Вновь последовала длинная пауза, как будто капитану нужно было самому принять решение, прежде чем открыто объявить его.
— Мы поворачиваем на запад, к Минтарну, — сказал Дюдермонт наконец.
Кэтти-бри открыла рот от удивления.
— Свободный порт, — напомнил Дзирт. Остров Минтарн был широко известен как убежище пиратов и других скрывающихся от правосудия головорезов, суровое и дикое место. Как могли принять в таком порту «Морскую фею» с ее репутацией борца за правосудие?
— Да, свободный, — согласился Дюдермонт. — Свободный для пиратов и свободный для «Морской феи», которой нужна информация.
Дзирт не задавал капитану вопросов, но выражение его лица было достаточно красноречивым.
— Властители Глубоководья предоставили «Морскую фею» в мое полное распоряжение, — довольно резко сказал Дюдермонт. — Это мой корабль, он подчиняется только мне. Я могу направить его в Минтарн, к островам Муншэй, довести до самого Руатима, если пожелаю, и никому не позволю задавать мне вопросы!
Дзирт откинулся в своем кресле, чувствуя некоторую обиду, что Дюдермонт, который называл себя его другом, обращался с ним сейчас как с подчиненным.
Капитан поморщился, поняв, что задел дроу.
— Прошу прощения, — спокойно сказал он.
Дзирт пододвинулся вперед, положив на стол локти, чтобы приблизиться к Дюдермонту.
— Каэрвич? — спросил он.
Капитан смотрел ему в глаза.
— Доппльгэнгер говорил о Каэрвиче, и поэтому я должен идти к Каэрвичу.
— А ты не думаешь, что плывешь прямо в ловушку? — вставила Кэтти-бри. — Собираясь именно туда, куда он хочет тебя отправить?
— Кто? — спросил Дюдермонт.
— Тот, кто послал доппльгэнгера, кем бы он ни был, — рассуждала Кэтти-бри.
— Кто? — снова спросил Дюдермонт.
Кэтти-бри пожала плечами.
— Пиноч? — спросила она. — Или, может быть, какой-то другой пират, у которого свои счеты с «Морской феей»?
Дюдермонт вновь откинулся на спинку кресла, как и Дзирт, и все трое погрузились в долгое молчание.

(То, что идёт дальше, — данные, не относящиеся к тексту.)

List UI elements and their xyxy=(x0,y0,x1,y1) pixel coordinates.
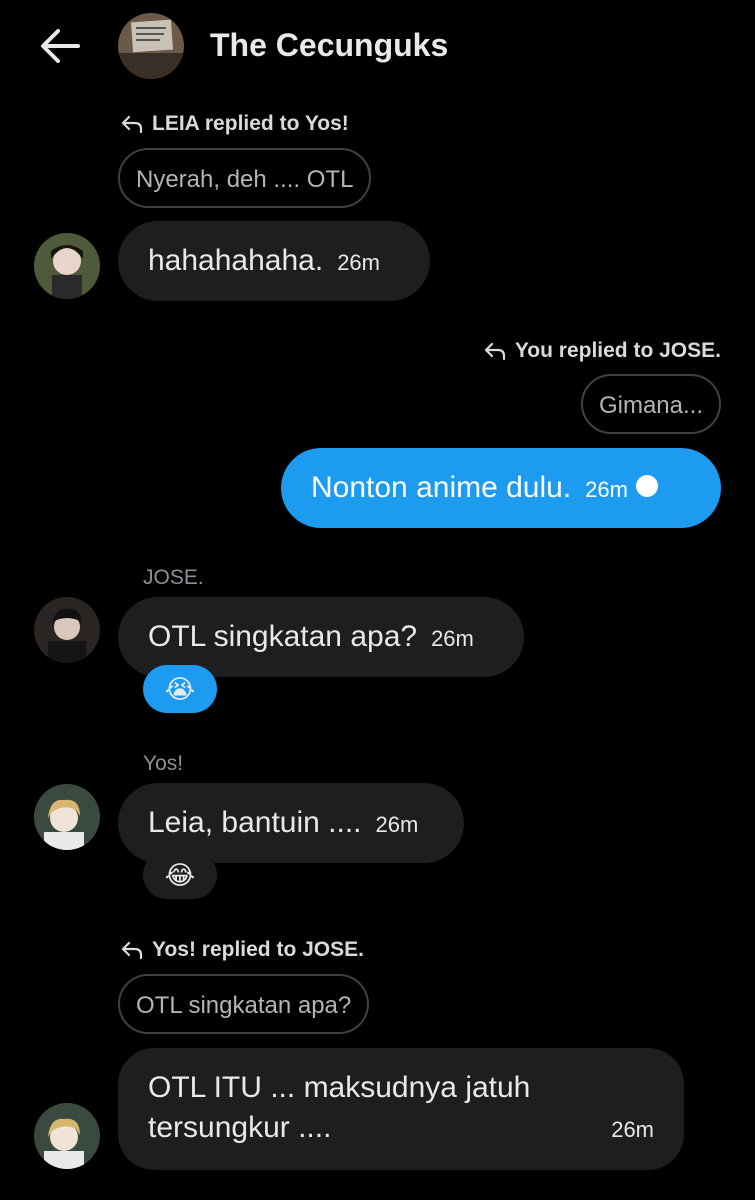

— Я не могу и не верю, что вы можете продолжать плавать вдоль Побережья Мечей, как будто ничего не случилось, — объяснил капитан. Дзирт прикрыл свои бледно-лиловые глаза, ожидая именно такого ответа и соглашаясь с его логичностью. — Некто могущественный, ибо нанять доппльгэнгера — это не обычное и не дешевое дело, желает, чтобы со мной и «Морской феей» было покончено, и я намерен выяснить, кто это. Ни я, ни моя команда никогда не избегали сражения, и тот, кто не готов идти к Каэрвичу, может высадиться в Минтарне и отправиться попутным рейсом в Глубоководье за мой счет.
— Никто не уйдет! — сказала Кэтти-бри.
— Но мы даже не знаем, существует ли Каэрвич на самом деле, — заметил Дзирт. — Многие утверждают, что побывали там, но все это россказни мореходов, приукрашенные истории, которые они рассказывают за выпивкой.
— Значит, мы должны это выяснить, — сказал Дюдермонт тоном, не допускающим дальнейшего обсуждения. Ни Дзирт, ни Кэтти-бри, оба готовые смело смотреть в лицо опасности, не высказали никаких возражений. — Может быть, это вовсе не так уж плохо, что прибыл ваш друг-чародей, — продолжал капитан. — Еще один кудесник, владеющий магией, может помочь нам разобраться в этой тайне.
Кэтти-бри и Дзирт обменялись взглядами, полными сомнений: капитан Дюдермонт явно не знал Гаркла Гарпелла! Однако они больше не говорили об этом и завершили обед, обсуждая проблемы, связанные с повседневным управлением кораблем и командой.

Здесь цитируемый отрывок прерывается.